La última vez que pagué quince centavos por un sello de correos fue por lo menos hace veinte años, así que los estaba guardando por una razón especial o alguien se los mandó, y recuerdo que Kathleen mencionó la dificultad de pagar el franqueo.

El librillo original contenía veinte sellos y falta la primera hilera de diez. Recojo la primera hoja de la delgada pila de papel blanco que hay en la mesa y la sostengo a contraluz, pero no encuentro las marcas hechas por la escritura en una hoja que estaba encima.

Pruebo con la primera hoja de la papelería adornada y la muevo en diferentes direcciones, y distingo unas marcas profundas y visibles: la fecha del 27 de junio y el saludo «Querida hija».
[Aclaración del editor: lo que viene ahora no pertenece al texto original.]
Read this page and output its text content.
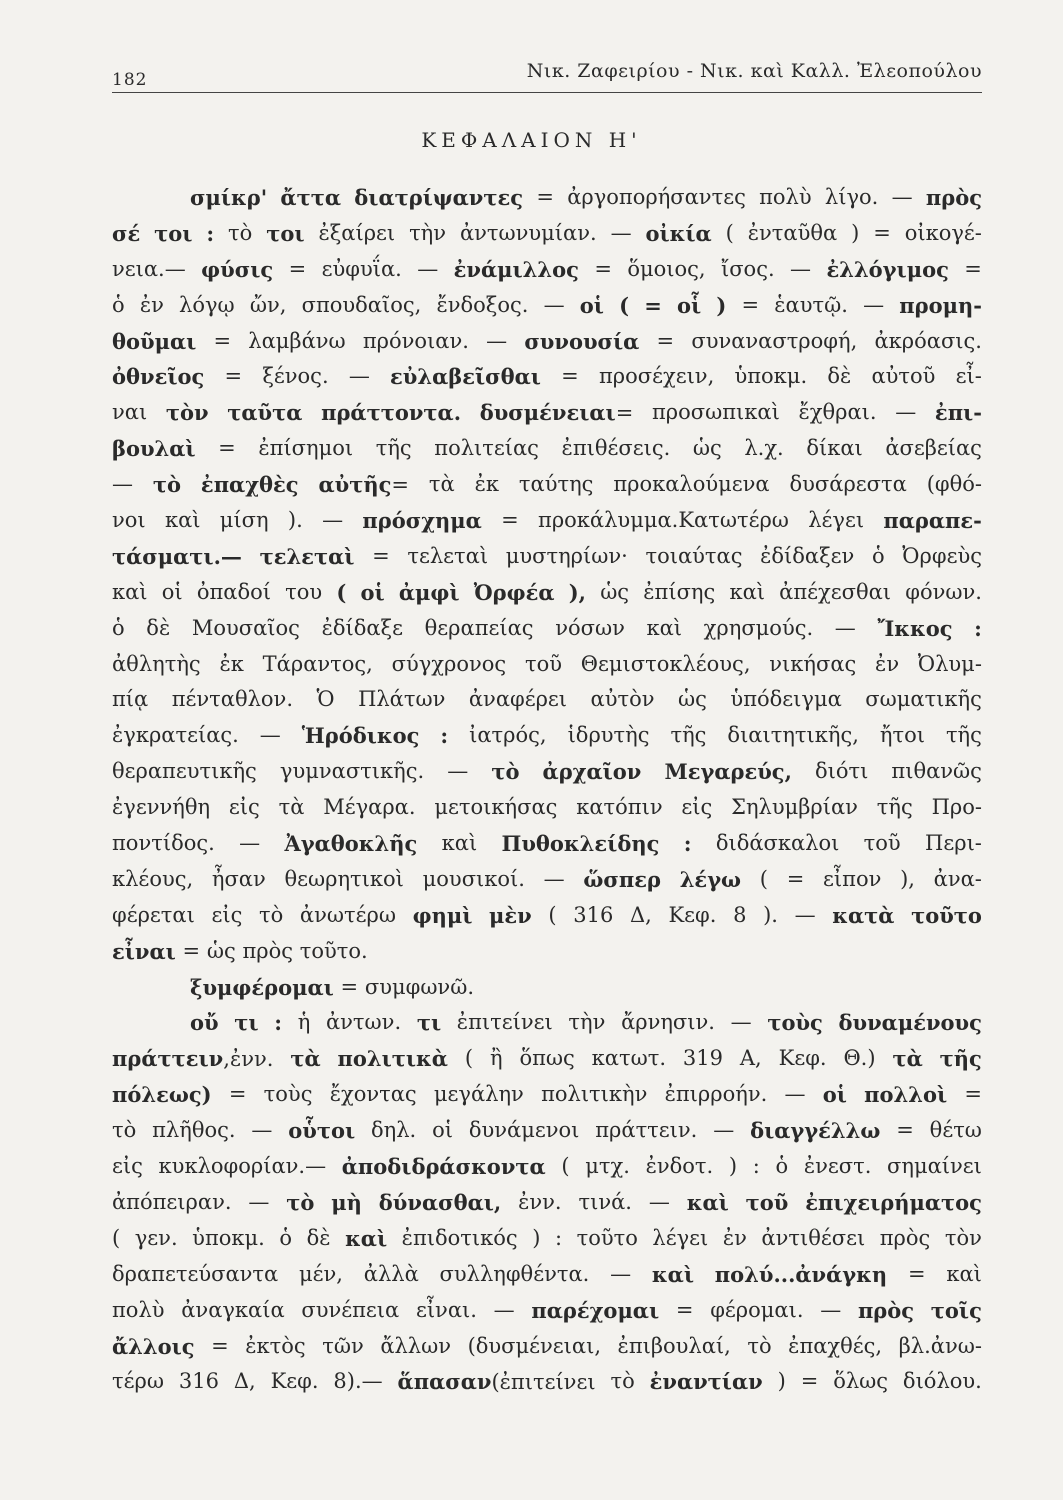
182	Νικ. Ζαφειρίου - Νικ. καὶ Καλλ. Ἐλεοπούλου
ΚΕΦΑΛΑΙΟΝ Η'
σμίκρ' ἄττα διατρίψαντες = ἀργοπορήσαντες πολὺ λίγο. — πρὸς
σέ τοι : τὸ τοι ἐξαίρει τὴν ἀντωνυμίαν. — οἰκία ( ἐνταῦθα ) = οἰκογέ-
νεια.— φύσις = εὐφυΐα. — ἐνάμιλλος = ὅμοιος, ἴσος. — ἐλλόγιμος =
ὁ ἐν λόγῳ ὤν, σπουδαῖος, ἔνδοξος. — οἱ ( = οἷ ) = ἑαυτῷ. — προμη-
θοῦμαι = λαμβάνω πρόνοιαν. — συνουσία = συναναστροφή, ἀκρόασις.
ὀθνεῖος = ξένος. — εὐλαβεῖσθαι = προσέχειν, ὑποκμ. δὲ αὐτοῦ εἶ-
ναι τὸν ταῦτα πράττοντα. δυσμένειαι= προσωπικαὶ ἔχθραι. — ἐπι-
βουλαὶ = ἐπίσημοι τῆς πολιτείας ἐπιθέσεις. ὡς λ.χ. δίκαι ἀσεβείας
— τὸ ἐπαχθὲς αὐτῆς= τὰ ἐκ ταύτης προκαλούμενα δυσάρεστα (φθό-
νοι καὶ μίση ). — πρόσχημα = προκάλυμμα.Κατωτέρω λέγει παραπε-
τάσματι.— τελεταὶ = τελεταὶ μυστηρίων· τοιαύτας ἐδίδαξεν ὁ Ὀρφεὺς
καὶ οἱ ὀπαδοί του ( οἱ ἀμφὶ Ὀρφέα ), ὡς ἐπίσης καὶ ἀπέχεσθαι φόνων.
ὁ δὲ Μουσαῖος ἐδίδαξε θεραπείας νόσων καὶ χρησμούς. — Ἴκκος :
ἀθλητὴς ἐκ Τάραντος, σύγχρονος τοῦ Θεμιστοκλέους, νικήσας ἐν Ὀλυμ-
πίᾳ πένταθλον. Ὁ Πλάτων ἀναφέρει αὐτὸν ὡς ὑπόδειγμα σωματικῆς
ἐγκρατείας. — Ἡρόδικος : ἰατρός, ἱδρυτὴς τῆς διαιτητικῆς, ἤτοι τῆς
θεραπευτικῆς γυμναστικῆς. — τὸ ἀρχαῖον Μεγαρεύς, διότι πιθανῶς
ἐγεννήθη εἰς τὰ Μέγαρα. μετοικήσας κατόπιν εἰς Σηλυμβρίαν τῆς Προ-
ποντίδος. — Ἀγαθοκλῆς καὶ Πυθοκλείδης : διδάσκαλοι τοῦ Περι-
κλέους, ἦσαν θεωρητικοὶ μουσικοί. — ὥσπερ λέγω ( = εἶπον ), ἀνα-
φέρεται εἰς τὸ ἀνωτέρω φημὶ μὲν ( 316 Δ, Κεφ. 8 ). — κατὰ τοῦτο
εἶναι = ὡς πρὸς τοῦτο.
ξυμφέρομαι = συμφωνῶ.
οὔ τι : ἡ ἀντων. τι ἐπιτείνει τὴν ἄρνησιν. — τοὺς δυναμένους
πράττειν,ἐνν. τὰ πολιτικὰ ( ἢ ὅπως κατωτ. 319 Α, Κεφ. Θ.) τὰ τῆς
πόλεως) = τοὺς ἔχοντας μεγάλην πολιτικὴν ἐπιρροήν. — οἱ πολλοὶ =
τὸ πλῆθος. — οὗτοι δηλ. οἱ δυνάμενοι πράττειν. — διαγγέλλω = θέτω
εἰς κυκλοφορίαν.— ἀποδιδράσκοντα ( μτχ. ἐνδοτ. ) : ὁ ἐνεστ. σημαίνει
ἀπόπειραν. — τὸ μὴ δύνασθαι, ἐνν. τινά. — καὶ τοῦ ἐπιχειρήματος
( γεν. ὑποκμ. ὁ δὲ καὶ ἐπιδοτικός ) : τοῦτο λέγει ἐν ἀντιθέσει πρὸς τὸν
δραπετεύσαντα μέν, ἀλλὰ συλληφθέντα. — καὶ πολύ...ἀνάγκη = καὶ
πολὺ ἀναγκαία συνέπεια εἶναι. — παρέχομαι = φέρομαι. — πρὸς τοῖς
ἄλλοις = ἐκτὸς τῶν ἄλλων (δυσμένειαι, ἐπιβουλαί, τὸ ἐπαχθές, βλ.ἀνω-
τέρω 316 Δ, Κεφ. 8).— ἅπασαν(ἐπιτείνει τὸ ἐναντίαν ) = ὅλως διόλου.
—... Sí, porque me gustaría saber exactamente lo que hizo.

—Oigo que Colin le dice a Tara Grimm más allá de la puerta abierta de la celda—. Le dijeron que ella caminó en la jaula durante toda la hora. Muy bien. Me doy cuenta, pero, como le he dicho, necesito oírlo del guardia que estaba presente. ¿Bebió agua?